I finally won my FOIA lawsuit against the IRS. The basis of my lawsuit was that the IRS inappropriately cited exemptions to redact almost all of the emails responsive to my request. Also, the IRS failed to even search for other material I requested, as they claimed my request was too broad. However, the judge ruled the IRS had not provided a viable basis for those exemptions and that, in general, my request was not overly broad, but was very specific. As a result, the IRS must now reproduce previously redacted material without the redactions, so I can actually read what they did not want me to see, plus search for and produce additional documents they never even looked for.
Also, what’s very interesting is that the judge began his ruling by stating that I founded a bank but that “an international tax enforcement body shut it down on suspicion of tax evasion in 2022.” That is precisely what I alleged happened in my dismissed civil rights lawsuit against the IRS and OCIF. Former IRS Chief Jim Lee and former OCIF Commissioner Natalia Zaqueira lied during the OCIF press conference. Lee said neither the IRS nor J5 had anything to do with the closure of my bank, and Zaqueira said the bank was being shut down to protect customers from insolvency. But based just on the limited IRS production, it was clear to the judge what actually happened.

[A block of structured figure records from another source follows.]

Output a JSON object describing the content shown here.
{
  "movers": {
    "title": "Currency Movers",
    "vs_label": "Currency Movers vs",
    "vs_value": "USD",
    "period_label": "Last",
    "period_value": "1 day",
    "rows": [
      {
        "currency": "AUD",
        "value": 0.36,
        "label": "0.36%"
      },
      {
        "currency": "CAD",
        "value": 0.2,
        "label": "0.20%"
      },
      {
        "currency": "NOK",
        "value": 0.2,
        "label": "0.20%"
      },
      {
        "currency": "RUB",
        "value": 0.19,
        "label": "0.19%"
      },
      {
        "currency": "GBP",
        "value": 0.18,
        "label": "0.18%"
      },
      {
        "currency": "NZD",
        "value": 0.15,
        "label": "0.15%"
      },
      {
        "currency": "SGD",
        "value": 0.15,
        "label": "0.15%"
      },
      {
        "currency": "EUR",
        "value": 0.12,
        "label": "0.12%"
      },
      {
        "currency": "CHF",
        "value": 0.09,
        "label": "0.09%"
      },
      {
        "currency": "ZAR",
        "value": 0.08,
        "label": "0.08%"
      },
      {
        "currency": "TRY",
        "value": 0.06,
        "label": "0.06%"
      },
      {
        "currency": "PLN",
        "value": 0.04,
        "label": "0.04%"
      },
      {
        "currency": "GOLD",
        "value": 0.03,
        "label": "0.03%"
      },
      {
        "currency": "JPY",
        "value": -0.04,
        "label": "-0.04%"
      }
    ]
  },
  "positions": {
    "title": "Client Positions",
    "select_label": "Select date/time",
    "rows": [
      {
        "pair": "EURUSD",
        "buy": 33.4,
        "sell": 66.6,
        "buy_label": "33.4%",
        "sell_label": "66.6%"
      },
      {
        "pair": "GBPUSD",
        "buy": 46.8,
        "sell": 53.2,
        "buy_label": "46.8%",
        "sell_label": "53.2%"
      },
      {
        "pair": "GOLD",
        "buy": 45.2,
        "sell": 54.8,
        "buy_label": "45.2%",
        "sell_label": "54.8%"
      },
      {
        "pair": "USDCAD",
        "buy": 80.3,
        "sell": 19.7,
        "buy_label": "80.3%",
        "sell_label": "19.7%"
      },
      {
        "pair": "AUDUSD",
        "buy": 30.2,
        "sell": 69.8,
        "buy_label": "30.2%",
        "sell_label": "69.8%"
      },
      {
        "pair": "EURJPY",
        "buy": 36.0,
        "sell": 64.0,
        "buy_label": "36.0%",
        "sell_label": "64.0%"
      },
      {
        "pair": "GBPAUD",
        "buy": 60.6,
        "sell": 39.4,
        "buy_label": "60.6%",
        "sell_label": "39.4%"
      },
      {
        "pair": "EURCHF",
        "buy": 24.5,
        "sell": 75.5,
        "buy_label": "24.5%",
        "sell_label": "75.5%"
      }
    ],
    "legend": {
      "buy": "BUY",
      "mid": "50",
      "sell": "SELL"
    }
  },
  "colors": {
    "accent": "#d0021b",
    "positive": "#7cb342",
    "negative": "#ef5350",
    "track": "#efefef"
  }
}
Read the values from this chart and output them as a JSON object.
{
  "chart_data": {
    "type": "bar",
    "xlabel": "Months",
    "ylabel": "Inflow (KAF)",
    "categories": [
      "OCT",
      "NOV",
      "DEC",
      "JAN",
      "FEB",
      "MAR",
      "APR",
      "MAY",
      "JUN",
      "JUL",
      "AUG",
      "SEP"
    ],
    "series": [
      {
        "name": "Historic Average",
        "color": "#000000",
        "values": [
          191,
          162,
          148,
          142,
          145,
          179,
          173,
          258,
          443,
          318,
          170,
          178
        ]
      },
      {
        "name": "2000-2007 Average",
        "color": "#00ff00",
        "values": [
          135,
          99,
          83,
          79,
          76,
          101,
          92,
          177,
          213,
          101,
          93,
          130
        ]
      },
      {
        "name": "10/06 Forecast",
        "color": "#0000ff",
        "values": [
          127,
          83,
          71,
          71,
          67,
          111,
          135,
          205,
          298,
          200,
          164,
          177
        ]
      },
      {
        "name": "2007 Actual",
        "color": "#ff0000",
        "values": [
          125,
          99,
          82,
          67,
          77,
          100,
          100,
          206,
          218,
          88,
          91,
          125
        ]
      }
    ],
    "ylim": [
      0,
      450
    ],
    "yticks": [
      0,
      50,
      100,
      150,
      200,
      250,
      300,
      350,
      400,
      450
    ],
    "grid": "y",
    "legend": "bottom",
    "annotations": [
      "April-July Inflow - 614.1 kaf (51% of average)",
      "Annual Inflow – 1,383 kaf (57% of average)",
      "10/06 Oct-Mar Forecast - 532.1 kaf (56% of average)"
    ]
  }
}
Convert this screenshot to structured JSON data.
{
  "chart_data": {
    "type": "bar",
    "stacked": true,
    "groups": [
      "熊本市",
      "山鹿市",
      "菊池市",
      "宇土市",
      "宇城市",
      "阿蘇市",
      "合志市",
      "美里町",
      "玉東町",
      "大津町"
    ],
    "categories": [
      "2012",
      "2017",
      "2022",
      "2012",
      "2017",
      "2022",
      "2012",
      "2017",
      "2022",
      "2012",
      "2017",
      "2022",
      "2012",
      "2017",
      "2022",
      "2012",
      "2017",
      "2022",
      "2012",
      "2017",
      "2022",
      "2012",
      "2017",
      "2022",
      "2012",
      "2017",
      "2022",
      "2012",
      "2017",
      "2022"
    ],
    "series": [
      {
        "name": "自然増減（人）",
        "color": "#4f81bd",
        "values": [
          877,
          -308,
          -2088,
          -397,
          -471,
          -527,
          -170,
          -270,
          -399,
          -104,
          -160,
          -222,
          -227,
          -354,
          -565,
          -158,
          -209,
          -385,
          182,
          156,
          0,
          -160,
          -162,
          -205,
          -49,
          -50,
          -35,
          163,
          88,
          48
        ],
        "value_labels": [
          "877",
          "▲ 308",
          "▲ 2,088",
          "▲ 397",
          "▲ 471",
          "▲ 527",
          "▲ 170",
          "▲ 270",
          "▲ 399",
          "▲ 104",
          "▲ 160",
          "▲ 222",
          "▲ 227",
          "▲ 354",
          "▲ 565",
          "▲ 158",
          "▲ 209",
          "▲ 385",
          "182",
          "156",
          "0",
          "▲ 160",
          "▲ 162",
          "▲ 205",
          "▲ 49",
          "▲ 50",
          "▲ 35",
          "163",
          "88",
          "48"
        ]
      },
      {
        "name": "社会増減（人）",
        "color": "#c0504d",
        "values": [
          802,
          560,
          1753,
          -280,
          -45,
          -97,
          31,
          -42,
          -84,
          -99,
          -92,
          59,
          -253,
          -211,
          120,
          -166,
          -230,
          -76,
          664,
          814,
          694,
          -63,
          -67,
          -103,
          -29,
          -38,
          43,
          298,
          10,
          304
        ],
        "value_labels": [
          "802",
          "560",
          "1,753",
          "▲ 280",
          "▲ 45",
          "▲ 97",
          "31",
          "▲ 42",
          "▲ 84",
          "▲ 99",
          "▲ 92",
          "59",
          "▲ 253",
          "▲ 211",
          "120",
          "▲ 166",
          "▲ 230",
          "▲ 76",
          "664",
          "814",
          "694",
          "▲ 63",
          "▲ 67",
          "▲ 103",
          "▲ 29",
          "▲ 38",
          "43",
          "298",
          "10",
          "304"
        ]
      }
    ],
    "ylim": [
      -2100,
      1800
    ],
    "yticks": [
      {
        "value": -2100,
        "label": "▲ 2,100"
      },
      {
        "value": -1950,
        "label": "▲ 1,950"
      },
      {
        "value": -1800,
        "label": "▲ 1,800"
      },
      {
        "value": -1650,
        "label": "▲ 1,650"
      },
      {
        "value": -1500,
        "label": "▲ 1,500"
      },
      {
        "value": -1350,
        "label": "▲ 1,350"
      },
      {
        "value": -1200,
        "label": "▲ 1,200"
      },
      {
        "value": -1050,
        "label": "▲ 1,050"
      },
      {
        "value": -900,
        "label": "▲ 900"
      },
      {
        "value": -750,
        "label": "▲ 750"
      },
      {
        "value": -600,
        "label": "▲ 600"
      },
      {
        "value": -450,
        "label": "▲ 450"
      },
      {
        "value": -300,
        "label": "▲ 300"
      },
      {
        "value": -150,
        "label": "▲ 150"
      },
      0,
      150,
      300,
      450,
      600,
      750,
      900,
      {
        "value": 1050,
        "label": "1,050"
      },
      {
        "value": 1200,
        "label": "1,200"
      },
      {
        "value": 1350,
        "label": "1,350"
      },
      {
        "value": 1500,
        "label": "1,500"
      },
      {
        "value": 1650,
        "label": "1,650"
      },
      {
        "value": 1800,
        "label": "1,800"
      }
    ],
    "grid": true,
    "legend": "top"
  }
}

The judge may not have appreciated what his conclusion implied, as that was not something he was asked to rule on. But one aspect of his conclusion should have raised a concern. How do authorities justify shutting down a bank on the mere “suspicion of tax evasion”? Don’t you have to prove there actually was tax evasion? This is particularly problematic with my bank, as prior to the shutdown there was a criminal grand jury investigation that found no evidence to substantiate that suspicion. So in my case, my bank was not shut down based on a suspicion of tax evasion, but despite the fact that the suspicion proved to have been unfounded. That makes the shutdown even worse.